Sad, but true: Americans are out of touch with wars
If you want to know how removed we are from the wars in Iraq and Afghanistan -- heck, from military matters altogether -- read Greg Jaffe's moving story in The Post about Lt. Gen. John Kelly and the loss of his son, 2nd Lt. Robert M. Kelly. The younger Kelly died after stepping on a land mine while leading a platoon of Marines in southern Afghanistan. He was 29.
Four days after receiving the news and undertaking the heartbreaking task of telling his wife about their son's death, Kelly delivered an unsettling truth during a speech in St.Louis last November. "We are in a life-and-death struggle, but not our whole country," he said. "One percent of Americans are touched by this war. Then there is a much smaller club of families who have given all." Did you catch that statistic? One percent of Americans -- Twitter-addled, Charlie Sheen-addicted and mall-hopping Americans -- are personally touched by this war.
Kelly's impassioned comment comes after a speech by Defense Secretary Robert Gates last September. "[T]here is a risk over time of developing a cadre of military leaders that politically, culturally, and geographically have less and less in common with the people they have sworn to defend," he said. And after a January "Chairman's Corner" blog post by Adm. Mike Mullen, chairman of the Joint Chiefs of Staff, in which he cited that same 1 percent stat, writing, "I worry that we could wake up one day and that the American people will no longer know us, and we won't know them."
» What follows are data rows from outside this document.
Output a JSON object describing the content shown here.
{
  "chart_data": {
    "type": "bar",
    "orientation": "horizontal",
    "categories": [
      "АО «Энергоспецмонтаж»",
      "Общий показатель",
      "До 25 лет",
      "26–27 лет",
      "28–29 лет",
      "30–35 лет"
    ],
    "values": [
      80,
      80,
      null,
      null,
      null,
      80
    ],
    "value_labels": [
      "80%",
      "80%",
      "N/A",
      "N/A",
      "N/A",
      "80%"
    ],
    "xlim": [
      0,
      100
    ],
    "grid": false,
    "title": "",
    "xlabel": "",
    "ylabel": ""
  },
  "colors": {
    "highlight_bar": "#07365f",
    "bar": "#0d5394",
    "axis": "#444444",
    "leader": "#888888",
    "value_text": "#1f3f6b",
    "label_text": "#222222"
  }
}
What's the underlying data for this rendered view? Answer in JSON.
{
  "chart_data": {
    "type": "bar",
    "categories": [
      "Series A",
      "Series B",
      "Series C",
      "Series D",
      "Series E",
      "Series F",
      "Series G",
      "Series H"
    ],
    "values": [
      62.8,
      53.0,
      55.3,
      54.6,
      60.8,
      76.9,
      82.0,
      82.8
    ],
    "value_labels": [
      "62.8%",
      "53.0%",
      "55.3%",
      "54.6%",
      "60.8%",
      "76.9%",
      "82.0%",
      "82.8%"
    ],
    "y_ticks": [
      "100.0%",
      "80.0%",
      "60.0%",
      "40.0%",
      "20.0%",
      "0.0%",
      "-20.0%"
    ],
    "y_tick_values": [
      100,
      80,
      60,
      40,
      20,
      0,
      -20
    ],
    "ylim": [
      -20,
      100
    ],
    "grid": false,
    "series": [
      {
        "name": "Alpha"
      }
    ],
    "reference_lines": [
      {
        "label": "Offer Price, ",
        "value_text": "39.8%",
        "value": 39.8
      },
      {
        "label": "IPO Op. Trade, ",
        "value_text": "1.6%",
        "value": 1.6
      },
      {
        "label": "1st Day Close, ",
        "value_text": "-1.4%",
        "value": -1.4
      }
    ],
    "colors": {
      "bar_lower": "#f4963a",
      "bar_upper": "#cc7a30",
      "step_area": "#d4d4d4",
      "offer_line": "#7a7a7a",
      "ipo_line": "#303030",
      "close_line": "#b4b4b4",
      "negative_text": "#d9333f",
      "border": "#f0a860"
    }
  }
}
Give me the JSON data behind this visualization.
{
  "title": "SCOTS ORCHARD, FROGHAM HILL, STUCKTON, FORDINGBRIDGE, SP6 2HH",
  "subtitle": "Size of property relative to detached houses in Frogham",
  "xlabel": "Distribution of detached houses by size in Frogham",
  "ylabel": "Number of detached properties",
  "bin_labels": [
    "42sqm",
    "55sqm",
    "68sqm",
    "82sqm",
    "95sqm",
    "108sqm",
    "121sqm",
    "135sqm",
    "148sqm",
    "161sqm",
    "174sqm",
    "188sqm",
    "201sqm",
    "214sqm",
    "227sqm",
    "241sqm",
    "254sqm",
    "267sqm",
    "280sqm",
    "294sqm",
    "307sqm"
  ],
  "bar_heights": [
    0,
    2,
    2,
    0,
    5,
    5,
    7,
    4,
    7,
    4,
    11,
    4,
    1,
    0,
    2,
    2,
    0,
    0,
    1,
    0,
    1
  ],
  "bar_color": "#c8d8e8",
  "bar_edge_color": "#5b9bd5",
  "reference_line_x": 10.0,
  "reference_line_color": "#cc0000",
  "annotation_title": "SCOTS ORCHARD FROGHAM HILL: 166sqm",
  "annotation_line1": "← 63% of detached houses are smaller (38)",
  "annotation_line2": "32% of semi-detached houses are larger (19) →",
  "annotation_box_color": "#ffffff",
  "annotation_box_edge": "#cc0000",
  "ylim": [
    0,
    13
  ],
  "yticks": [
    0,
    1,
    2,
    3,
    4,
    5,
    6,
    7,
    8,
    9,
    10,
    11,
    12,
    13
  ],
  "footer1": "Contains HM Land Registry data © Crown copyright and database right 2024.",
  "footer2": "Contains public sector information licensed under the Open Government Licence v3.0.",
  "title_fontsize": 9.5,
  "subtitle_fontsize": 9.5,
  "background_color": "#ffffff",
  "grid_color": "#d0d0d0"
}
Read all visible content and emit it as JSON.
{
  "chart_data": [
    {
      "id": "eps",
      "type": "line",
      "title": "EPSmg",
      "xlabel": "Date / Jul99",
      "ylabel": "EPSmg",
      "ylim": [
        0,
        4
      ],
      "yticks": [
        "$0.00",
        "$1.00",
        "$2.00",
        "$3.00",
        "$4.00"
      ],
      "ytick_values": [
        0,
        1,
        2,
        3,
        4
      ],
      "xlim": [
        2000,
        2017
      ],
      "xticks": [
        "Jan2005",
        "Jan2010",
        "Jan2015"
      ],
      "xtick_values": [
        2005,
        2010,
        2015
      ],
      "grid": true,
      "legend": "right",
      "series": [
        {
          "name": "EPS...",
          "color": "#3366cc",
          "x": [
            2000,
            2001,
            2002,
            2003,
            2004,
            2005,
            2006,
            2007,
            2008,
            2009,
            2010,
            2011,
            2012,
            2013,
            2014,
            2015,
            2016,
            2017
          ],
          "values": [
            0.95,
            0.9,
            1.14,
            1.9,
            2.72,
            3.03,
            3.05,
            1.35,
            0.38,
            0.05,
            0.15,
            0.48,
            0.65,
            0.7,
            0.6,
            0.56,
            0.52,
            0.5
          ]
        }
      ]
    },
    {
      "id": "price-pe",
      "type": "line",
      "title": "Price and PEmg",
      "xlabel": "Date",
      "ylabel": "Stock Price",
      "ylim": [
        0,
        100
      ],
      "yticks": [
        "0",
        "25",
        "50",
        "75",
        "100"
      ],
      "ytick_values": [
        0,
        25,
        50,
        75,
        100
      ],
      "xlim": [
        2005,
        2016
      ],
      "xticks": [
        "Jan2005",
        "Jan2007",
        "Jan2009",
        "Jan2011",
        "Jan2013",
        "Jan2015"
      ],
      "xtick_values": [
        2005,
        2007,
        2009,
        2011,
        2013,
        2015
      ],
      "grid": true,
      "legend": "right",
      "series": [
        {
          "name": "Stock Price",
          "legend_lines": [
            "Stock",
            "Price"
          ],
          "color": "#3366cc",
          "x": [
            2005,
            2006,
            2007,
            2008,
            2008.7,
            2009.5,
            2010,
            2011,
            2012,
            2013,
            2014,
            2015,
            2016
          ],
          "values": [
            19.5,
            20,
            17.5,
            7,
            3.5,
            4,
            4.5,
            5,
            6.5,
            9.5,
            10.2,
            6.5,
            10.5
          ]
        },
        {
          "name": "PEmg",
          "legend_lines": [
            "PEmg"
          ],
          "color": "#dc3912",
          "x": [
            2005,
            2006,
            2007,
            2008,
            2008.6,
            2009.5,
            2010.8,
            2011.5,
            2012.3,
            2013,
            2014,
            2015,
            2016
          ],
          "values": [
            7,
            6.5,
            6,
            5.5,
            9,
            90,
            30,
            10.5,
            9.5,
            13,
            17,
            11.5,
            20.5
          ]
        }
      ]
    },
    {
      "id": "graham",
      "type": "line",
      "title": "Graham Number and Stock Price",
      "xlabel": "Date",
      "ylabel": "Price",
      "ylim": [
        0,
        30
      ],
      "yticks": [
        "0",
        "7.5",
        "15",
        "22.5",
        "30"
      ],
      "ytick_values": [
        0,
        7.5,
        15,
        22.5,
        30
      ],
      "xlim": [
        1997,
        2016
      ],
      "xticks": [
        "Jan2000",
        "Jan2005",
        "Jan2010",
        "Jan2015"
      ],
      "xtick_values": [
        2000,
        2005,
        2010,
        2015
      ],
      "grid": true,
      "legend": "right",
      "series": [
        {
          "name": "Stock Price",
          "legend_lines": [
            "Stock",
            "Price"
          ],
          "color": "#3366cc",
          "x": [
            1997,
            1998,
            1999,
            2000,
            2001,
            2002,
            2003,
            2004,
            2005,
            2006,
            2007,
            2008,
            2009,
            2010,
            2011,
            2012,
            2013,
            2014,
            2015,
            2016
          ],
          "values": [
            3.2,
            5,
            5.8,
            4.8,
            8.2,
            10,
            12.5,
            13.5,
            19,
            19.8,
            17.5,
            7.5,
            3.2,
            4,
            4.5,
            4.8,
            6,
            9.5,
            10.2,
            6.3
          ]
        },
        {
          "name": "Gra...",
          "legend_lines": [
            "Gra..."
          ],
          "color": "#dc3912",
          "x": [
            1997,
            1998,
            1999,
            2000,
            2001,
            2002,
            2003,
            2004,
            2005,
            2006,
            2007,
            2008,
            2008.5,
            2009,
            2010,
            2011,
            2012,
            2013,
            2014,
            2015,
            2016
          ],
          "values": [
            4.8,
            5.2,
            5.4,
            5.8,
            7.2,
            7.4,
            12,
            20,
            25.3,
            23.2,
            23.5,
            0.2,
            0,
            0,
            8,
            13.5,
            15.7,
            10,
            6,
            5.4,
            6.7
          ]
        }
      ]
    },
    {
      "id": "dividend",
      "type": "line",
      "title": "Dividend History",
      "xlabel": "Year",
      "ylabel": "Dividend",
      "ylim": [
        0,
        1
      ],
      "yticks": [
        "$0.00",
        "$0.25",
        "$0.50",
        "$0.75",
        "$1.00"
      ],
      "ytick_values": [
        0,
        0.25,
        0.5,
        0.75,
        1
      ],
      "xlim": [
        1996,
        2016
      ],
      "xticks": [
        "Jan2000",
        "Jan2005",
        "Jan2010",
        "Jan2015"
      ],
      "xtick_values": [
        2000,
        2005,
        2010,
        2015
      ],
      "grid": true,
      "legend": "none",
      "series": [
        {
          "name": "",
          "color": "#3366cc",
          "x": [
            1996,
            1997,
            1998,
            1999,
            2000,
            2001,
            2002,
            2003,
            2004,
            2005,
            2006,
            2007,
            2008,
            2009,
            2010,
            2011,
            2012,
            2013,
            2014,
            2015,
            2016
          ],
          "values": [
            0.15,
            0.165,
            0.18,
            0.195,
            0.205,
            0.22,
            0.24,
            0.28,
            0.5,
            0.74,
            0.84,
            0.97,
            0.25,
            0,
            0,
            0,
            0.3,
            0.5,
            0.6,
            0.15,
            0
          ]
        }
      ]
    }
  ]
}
To be clear, no one is calling for a reinstatement of the draft. Yes, every year, Rep. Charlie Rangel (D-N.Y.) reintroduces a bill to do so. But even he knows his effort isn't going anywhere. What Rangel's annual gambit does, as do stories like Jaffe's today, is remind us that our liberty and the way of life we sometimes take for granted comes at a high price that 99 percent of us will never pay.